A charitable organization must generally be a 501(c)3 to be exempt from the tax, but laws vary by state. 501(c)3 organizations are also exempt from FUTA tax under federal law.

The Difference Between Federal and State Requirements

Unemployment insurance is funded at the federal and state level. Federal contributions to the fund are paid according to the Federal Unemployment Tax Act (FUTA).

Under FUTA..

A company must pay unemployment tax on the first $7,000 an employee earns while working at their company. After an employee earns more than $7,000, the company is no longer required to pay the FUTA tax.

FUTA tax rates vary by year, but the current tax for 2019 stands at 6 percent. This rate is reduced for most companies to 0.6 percent, because of credits earned for paying SUI.

Companies also must pay unemployment tax according to their state requirements (SUI). State requirements are dictated by the state government and rates vary depending on location. Most SUI tax rates are 0-11 percent.

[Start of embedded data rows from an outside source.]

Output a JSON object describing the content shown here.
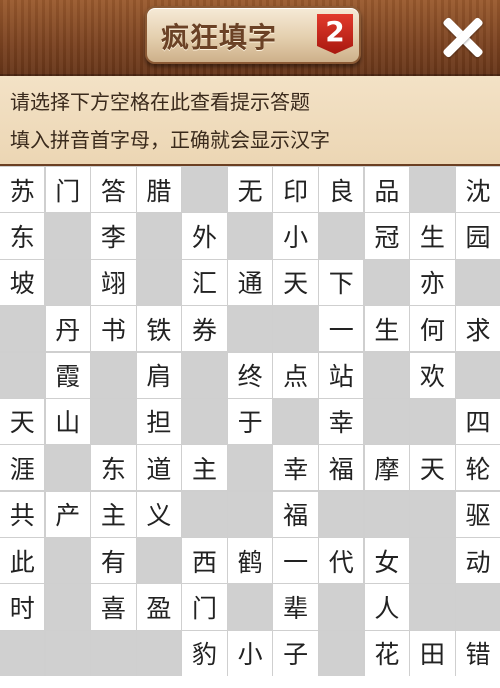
{
  "header": {
    "title": "疯狂填字",
    "badge": "2",
    "close_symbol": "✕"
  },
  "hints": {
    "line1": "请选择下方空格在此查看提示答题",
    "line2": "填入拼音首字母，正确就会显示汉字"
  },
  "grid": {
    "rows": [
      [
        "苏",
        "门",
        "答",
        "腊",
        "",
        "无",
        "印",
        "良",
        "品",
        "",
        "沈"
      ],
      [
        "东",
        "",
        "李",
        "",
        "外",
        "",
        "小",
        "",
        "冠",
        "生",
        "园"
      ],
      [
        "坡",
        "",
        "翊",
        "",
        "汇",
        "通",
        "天",
        "下",
        "",
        "亦",
        ""
      ],
      [
        "",
        "丹",
        "书",
        "铁",
        "券",
        "",
        "",
        "一",
        "生",
        "何",
        "求"
      ],
      [
        "",
        "霞",
        "",
        "肩",
        "",
        "终",
        "点",
        "站",
        "",
        "欢",
        ""
      ],
      [
        "天",
        "山",
        "",
        "担",
        "",
        "于",
        "",
        "幸",
        "",
        "",
        "四"
      ],
      [
        "涯",
        "",
        "东",
        "道",
        "主",
        "",
        "幸",
        "福",
        "摩",
        "天",
        "轮"
      ],
      [
        "共",
        "产",
        "主",
        "义",
        "",
        "",
        "福",
        "",
        "",
        "",
        "驱"
      ],
      [
        "此",
        "",
        "有",
        "",
        "西",
        "鹤",
        "一",
        "代",
        "女",
        "",
        "动"
      ],
      [
        "时",
        "",
        "喜",
        "盈",
        "门",
        "",
        "辈",
        "",
        "人",
        "",
        ""
      ],
      [
        "",
        "",
        "",
        "",
        "豹",
        "小",
        "子",
        "",
        "花",
        "田",
        "错"
      ]
    ]
  }
}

SUI Rates: Where to Find Them?

SUI tax rates vary by state. Rates can be found on each state’s Department of Labor website, or on various guides to SUI tax rates online.

If a company contacts their Department of Labor, they can ask for the Employment Security Tax Section to get specific answers about SUI rates within the state.

How is the SUI Tax Rate Calculated?

SUI tax rates vary by state. Each state sets a rate depending on industries, experience, and more.

Companies need to make sure they’re compliant with SUI rates by using an online state unemployment insurance calculator. They also need to know several factors for calculating their tax rate, including:

  • State where your business is located
  • Number of employees
  • The average annual salary of each employee
  • Current SUI rate
  • Possible SUI rate

The wage base is the maximum amount of taxable earnings in a calendar year. Each state has a different wage base that may change by the year. SUI may change depending on how many of a company’s former employees have filed for unemployment.

Newer companies get a “new employer rate” for SUI. This rate will change each year, depending on how many employees file a claim. Most new employer rates are 2-4 percent.

Is SUI Tax-Deductible?

Both FUTA and SUI taxes are tax-deductible for employers. Most of these taxes can be entered on line 23 of the Schedule C form when filling out annual tax return forms.

Nobody likes to pay taxes, but, of course, there are consequences for non-compliance. SUI gives downsized employees a chance to get a new job while still having funds coming in. It’s part of the price of doing business.